Un peu plus de trois ans après la disparition de Rotten et quelques mois après la fin de Best Gore, un autre monument du web dégueulasse des années 2000 plonge donc dans la tombe. LiveLeak était le représentant le plus « sérieux » de cette sombre famille : son objectif annoncé depuis son lancement en octobre 2006 était de montrer la réalité dans toute sa nudité atroce, de la mise à mort de Saddam Hussein à la décapitation du journaliste James Foley. La plateforme rouge et noire invoquait un impératif journalistique pour justifier la diffusion de ces images. Hayden Hewitt a déclaré en 2007 : « Tout ceci arrive, c’est la vraie vie, ça se produit en ce moment, et nous allons le montrer. »
Certaines voix ont immédiatement salué la disparition de la plateforme. Dans un article intitulé LiveLeak est enfin mort après quinze ans, une journaliste de Mashable tance : « Désolé si vous vouliez voir un meurtre brutal pour quelque raison que ce soit. » D’autres observateurs ont préféré lui rendre hommage : « Le monde est un endroit effrayant et violent, explique un lecteur de Hacker News. Sans LiveLeak, on peut ne jamais le découvrir. Avant de voir la véritable violence et le gore, tout ça ne signifie rien, ce ne sont que des mots. Je ne me souciais pas du tout des guerres au Moyen-Orient avant de voir la réalité sur LiveLeak. Quand on a vu des enfants morts et des gens avec les jambes arrachées, les commentaires de CNN et de la Fox semblent bien légers. »

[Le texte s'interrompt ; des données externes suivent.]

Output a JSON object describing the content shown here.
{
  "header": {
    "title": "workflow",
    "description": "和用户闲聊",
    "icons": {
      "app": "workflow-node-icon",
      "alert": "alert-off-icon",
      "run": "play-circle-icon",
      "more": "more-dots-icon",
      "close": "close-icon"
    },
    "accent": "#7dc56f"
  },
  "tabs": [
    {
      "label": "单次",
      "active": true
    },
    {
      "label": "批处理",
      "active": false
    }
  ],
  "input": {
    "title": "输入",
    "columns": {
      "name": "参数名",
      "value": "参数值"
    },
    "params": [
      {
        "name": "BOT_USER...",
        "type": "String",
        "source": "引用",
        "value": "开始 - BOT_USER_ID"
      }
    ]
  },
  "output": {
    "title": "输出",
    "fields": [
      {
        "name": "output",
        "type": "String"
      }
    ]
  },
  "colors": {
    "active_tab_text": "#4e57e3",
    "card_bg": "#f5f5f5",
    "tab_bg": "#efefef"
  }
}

Les habitués des sites gore invoquent souvent le caractère didactique des images violentes pour justifier leur consommation : pour beaucoup, même la plus coûteuse des campagnes de sensibilisation aux dangers de la conduite en état d’ébriété est moins utile que la photographie d’un être humain réduit en amas de viande par un accident, un vrai. « Quand les médias censuraient des évènements, j’allais sur LiveLeak pour voir ce qui se passait vraiment, explique un internaute sur Reddit. C’était parfois flippant, mais je me disais que c’était nécessaire. Je pense que je suis plus empathique, et plus prudent au volant grâce à ces vidéos. »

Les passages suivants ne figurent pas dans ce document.